Myasthenia gravis (MG) and experimental autoimmune MG (EAMG) are T-cell regulated, antibody-mediated diseases.
Peptides p195-212 and p259-271 of the human
acetylcholine receptor (AChR) alpha-subunit, were previously shown to be immunodominant
T cell epitopes in MG patients as well as in SJL and BALB/c mice, respectively. A
dual altered peptide ligand (APL) composed of the two single
amino acid analogs of the myasthenogenic
peptides was shown to inhibit, in vitro and in vivo, MG-associated autoimmune responses. Furthermore, the
dual APL was shown to down-regulate the clinical manifestations of an established EAMG in C57BL/6 mice injected with Torpedo AChR (TAChR). In the present study we attempted the elucidation of the mechanism(s) by which the
dual APL down-regulates EAMG-associated responses. It is shown here that the
dual APL acts by actively suppressing, in a specific manner, myasthenogenic T cell responses.
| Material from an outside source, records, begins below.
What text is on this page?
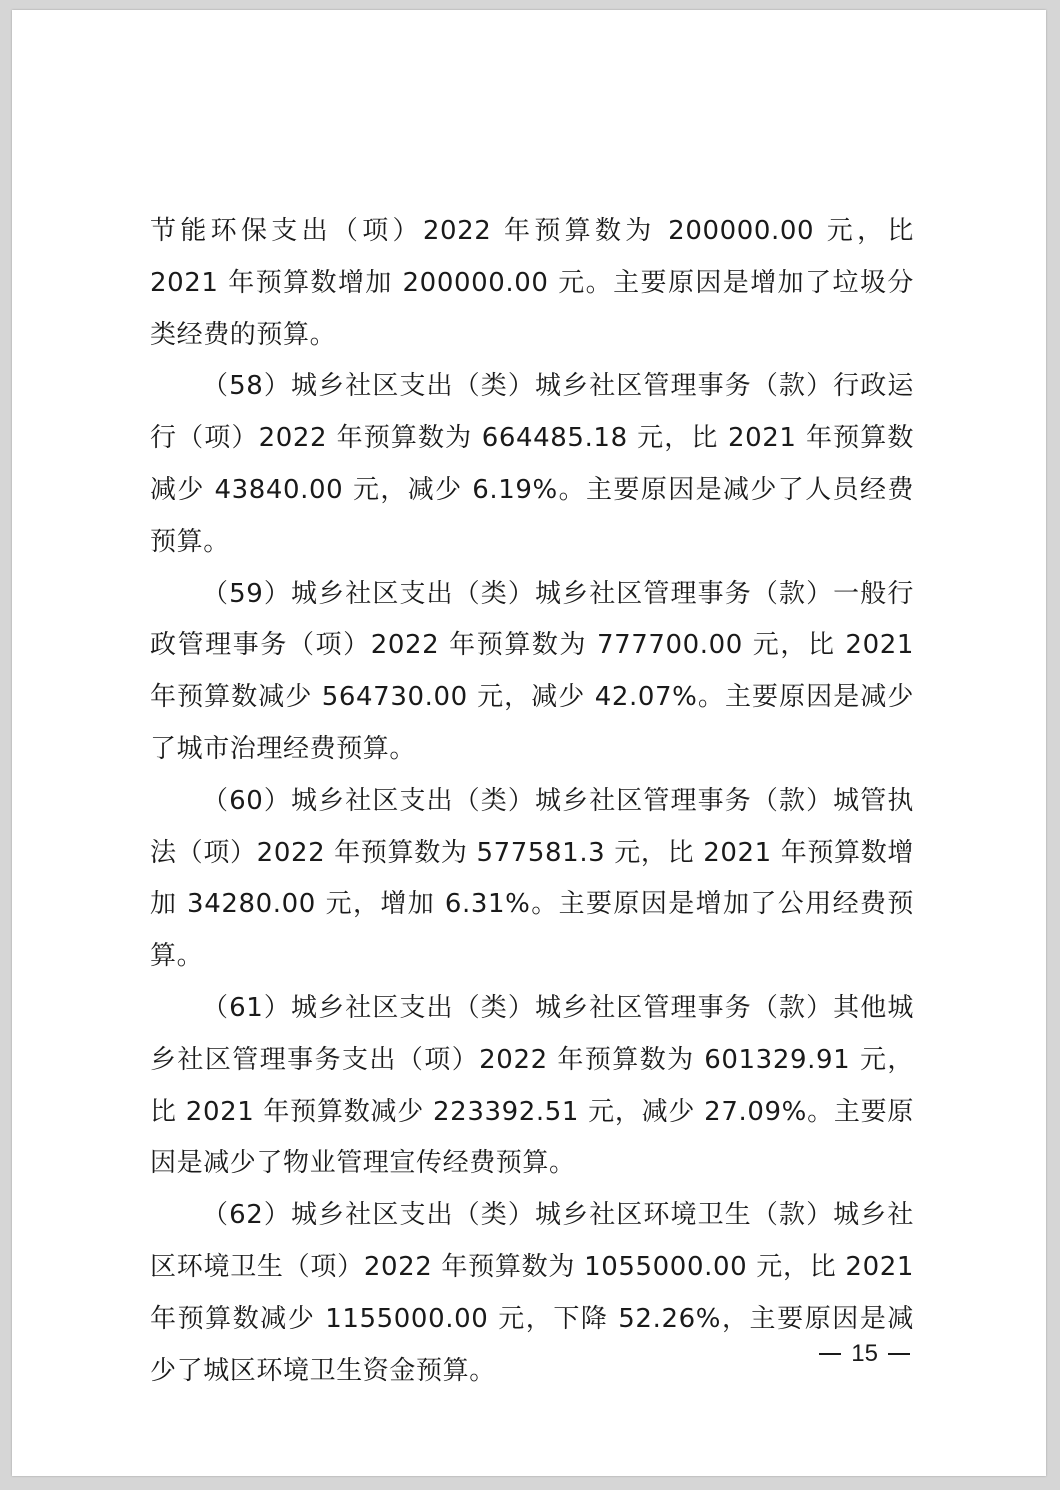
节能环保支出（项）2022 年预算数为 200000.00 元，比 2021 年预算数增加 200000.00 元。主要原因是增加了垃圾分类经费的预算。

（58）城乡社区支出（类）城乡社区管理事务（款）行政运行（项）2022 年预算数为 664485.18 元，比 2021 年预算数减少 43840.00 元，减少 6.19%。主要原因是减少了人员经费预算。

（59）城乡社区支出（类）城乡社区管理事务（款）一般行政管理事务（项）2022 年预算数为 777700.00 元，比 2021 年预算数减少 564730.00 元，减少 42.07%。主要原因是减少了城市治理经费预算。

（60）城乡社区支出（类）城乡社区管理事务（款）城管执法（项）2022 年预算数为 577581.3 元，比 2021 年预算数增加 34280.00 元，增加 6.31%。主要原因是增加了公用经费预算。

（61）城乡社区支出（类）城乡社区管理事务（款）其他城乡社区管理事务支出（项）2022 年预算数为 601329.91 元，比 2021 年预算数减少 223392.51 元，减少 27.09%。主要原因是减少了物业管理宣传经费预算。

（62）城乡社区支出（类）城乡社区环境卫生（款）城乡社区环境卫生（项）2022 年预算数为 1055000.00 元，比 2021 年预算数减少 1155000.00 元，下降 52.26%，主要原因是减少了城区环境卫生资金预算。

15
The active suppression is mediated, at least partially, by the up-regulation of the secretion of
TGF-beta following administration of the
dual APL. The up-regulated secretion of
TGF-beta is accompanied by down-regulation of IFN-gamma and
IL-2 [T helper (Th) 1-type
cytokine] secretion and by an up-regulation of
IL-10 secretion (Th2-type cytokine). Furthermore, the inhibitory effect of the
dual APL could be adoptively transferred to p195-212 or TAChR-immunized mice. The down-regulation of
IL-2 secretion and the ability of recombinant
IL-2 to rescue lymph node cells of mice treated with the
dual APL from a state of unresponsiveness suggests that the
dual APL acts also, at least partially, by causing the cells to undergo anergy.